Dr. Mims' goal in combating inept research and policies on Black girls is to freedom dream with Black children and their families and use their brilliance to guide the development of new research policies, practices, and narratives. Dr. Mims mentions, it would be helpful to consider family values, school experiences, and the community each person navigates when developing solutions to help Black girls gain mental stability. Additionally, we need to consider what these little girls are seeing in the media and internalizing about being a Black girl and the impact it has on their self-definition. Dr. Mims and Asa close by presenting different strategies for supporting black girls' mental health.

Strategies to Support Black Girl's Mental Health:

  1. Provide Black girls with space at home, in school, or in the community to journal. Have them write positive statements, and co-write stories with other Black girls to create empowerment between each other by talking about their strengths.
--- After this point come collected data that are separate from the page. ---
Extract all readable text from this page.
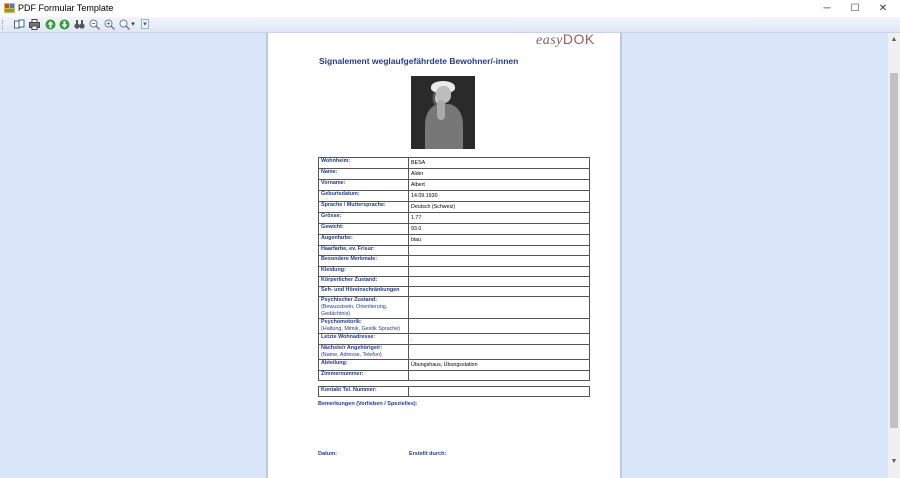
PDF Formular Template	─	☐	✕
▾	▾
easyDOK
Signalement weglaufgefährdete Bewohner/-innen
Wohnheim:	BESA
Name:	Alder
Vorname:	Albert
Geburtsdatum:	14.09.1930
Sprache / Muttersprache:	Deutsch (Schweiz)
Grösse:	1.77
Gewicht:	93.0
Augenfarbe:	blau
Haarfarbe, ev. Frisur:	
Besondere Merkmale:	
Kleidung:	
Körperlicher Zustand:	
Seh- und Höreinschränkungen	
Psychischer Zustand:
(Bewusstsein, Orientierung, Gedächtnis)	
Psychomotorik:
(Haltung, Mimik, Gestik Sprache)	
Letzte Wohnadresse:	.
Nächste/r Angehörige/r:
(Name, Adresse, Telefon)	
Abteilung:	Übungshaus, Übungsstation
Zimmernummer:	
Kontakt Tel. Nummer:	
Bemerkungen (Vorlieben / Spezielles):
Datum:	Erstellt durch:
▲
▼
  2. Create safe spaces for Black girls like support groups, Black girl clubs, or extracurricular activity clubs where they can build a community of their own. 
  3. Implement grounding exercises, such as breathing, moving your body, singing, and yoga.
  4. Represent Black girls in every ecosystem (macrosystem, microsystem, exosystem, mesosystem, chronosystem)
  5. Encourage family connection by spending time together, discussing family values, sharing personal experiences that open a line of communication, and validating their feelings by letting them know they are not alone in the situation they are in.
  6. Utilize a socio-ecological/cultural framework when working with Black girls. 
  7. Provide culturally responsive care that supports the community. 
  8. Mental health professionals can create a collectivistic and/or interconnected approach to treatment for a more comfortable clinical environment that serves the systemic factors that Black girls live in.